When it was announced that we would be getting a Space Jam reboot, 25 years after the Michael Jordan classic first hit the big screen, fans were definitely divided on how LeBron James would fare against the iconic Looney Tunes.

And it turns out that the sequel, Space Jam: A New Legacy was not the slam dunk that we had our hopes up for.

Basketball legend LeBron stars as himself in the Warner Brothers flick, which sees him battling to win his gamer son Dom (Cedric Joe) from the evil grips of simulation Al G Rhythm (Don Cheadle), as well as saving the world who will be faced with spending eternity in Tune Town if he loses an all-important game. The only problem are that his teammates are less Dwayne Wade and more cartoon rabbits.

The movie also serves as a whistle-stop tour of everything Warner Brothers has ever released, with a string of cameos from other cartoons, including Rick and Morty, Marvin the Martian, a Superman stunt and appearances from a string of basketball players, giving something for every member of the audience.

But, despite director Malcolm D Lee inserting fun at the heart of the production, and nostalgia by the hoop-full, ultimately it just falls flat.

Al’s motives for trapping everyone in Tune Town felt thin and left us with more questions than answers – mostly, if he’s an all-controlling algorithm, couldn’t he have just found another way to get his big idea on the screen instead of making everyone play basketball?

LeBron James Space Jam

LeBron James played himself in Space Jam: A New Legacy (Picture: YouTube)
LeBron also popped up as a cartoon character in the flick (Picture: YouTube)

And if he’s really that intuitive, why did he try to go up against the best baller in history? Even someone who has rarely paid attention to games knows that LeBron’s talents are on another level – with or without added cheat codes.

We’re barely given any time with the leading man and his other family members to really push the climax home, except for a few seconds with his criminally underused on-screen wife, Kamiyah (Sonequa Martin-Green), eldest son Darius (Ceyair Wright) and daughter Xosha (Harper Leigh Alexander).

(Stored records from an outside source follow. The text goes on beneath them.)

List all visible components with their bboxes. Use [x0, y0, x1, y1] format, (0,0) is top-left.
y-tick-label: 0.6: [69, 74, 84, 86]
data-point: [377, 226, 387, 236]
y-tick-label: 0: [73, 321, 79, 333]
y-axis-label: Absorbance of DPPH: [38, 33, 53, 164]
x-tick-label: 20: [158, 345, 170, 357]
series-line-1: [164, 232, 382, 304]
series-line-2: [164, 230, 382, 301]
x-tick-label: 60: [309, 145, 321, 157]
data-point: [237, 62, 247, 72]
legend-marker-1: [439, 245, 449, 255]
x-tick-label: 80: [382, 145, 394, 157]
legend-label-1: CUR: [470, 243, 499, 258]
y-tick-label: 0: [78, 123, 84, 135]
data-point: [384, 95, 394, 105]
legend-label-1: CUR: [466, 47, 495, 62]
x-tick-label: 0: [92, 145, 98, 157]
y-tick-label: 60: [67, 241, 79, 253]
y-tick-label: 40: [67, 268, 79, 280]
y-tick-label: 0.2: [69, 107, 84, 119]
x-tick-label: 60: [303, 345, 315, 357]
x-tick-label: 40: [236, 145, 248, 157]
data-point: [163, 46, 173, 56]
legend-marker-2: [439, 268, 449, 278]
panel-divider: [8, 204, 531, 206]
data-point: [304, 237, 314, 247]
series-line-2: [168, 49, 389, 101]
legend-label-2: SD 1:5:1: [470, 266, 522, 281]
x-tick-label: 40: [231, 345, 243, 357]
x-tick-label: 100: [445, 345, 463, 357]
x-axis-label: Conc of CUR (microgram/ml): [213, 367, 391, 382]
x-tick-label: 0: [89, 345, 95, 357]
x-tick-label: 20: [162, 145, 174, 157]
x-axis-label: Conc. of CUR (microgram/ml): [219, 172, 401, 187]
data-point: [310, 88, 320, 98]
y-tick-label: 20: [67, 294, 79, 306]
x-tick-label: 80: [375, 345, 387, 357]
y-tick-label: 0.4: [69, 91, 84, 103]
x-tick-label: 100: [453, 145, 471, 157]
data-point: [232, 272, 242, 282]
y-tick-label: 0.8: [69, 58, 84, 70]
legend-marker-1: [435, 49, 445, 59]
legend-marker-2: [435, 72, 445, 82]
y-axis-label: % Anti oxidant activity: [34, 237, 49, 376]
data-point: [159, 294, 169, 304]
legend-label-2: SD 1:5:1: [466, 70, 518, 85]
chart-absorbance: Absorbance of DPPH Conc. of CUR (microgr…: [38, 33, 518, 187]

Bugs Bunny was about as much help as you can imagine on the court (Picture: YouTube)

Plot aside, the movie felt slightly too long, with a run-time of nearly two hours, and too many Tune-tastic cameos shoe-horned in. When we got to the all-important game, as exciting as all the graphics were, the sequence felt hugely drawn out and not even the athlete’s ‘inspirational’ team-talk could really save it.

There are some laughs to be had – with the biggest one coming at the sniff of a possible Michael Jordan cameo that doesn’t quite go to plan – and there are some heartfelt scenes, but it’s not enough to overtake the love we have in our hearts for the original.

For his first starring role away from the court, LeBron gave a fun, personable performance that could win the hearts of many, but he didn’t manage to shoot and score his way to success this time.

Space Jam: A New Legacy is in cinemas from July 16.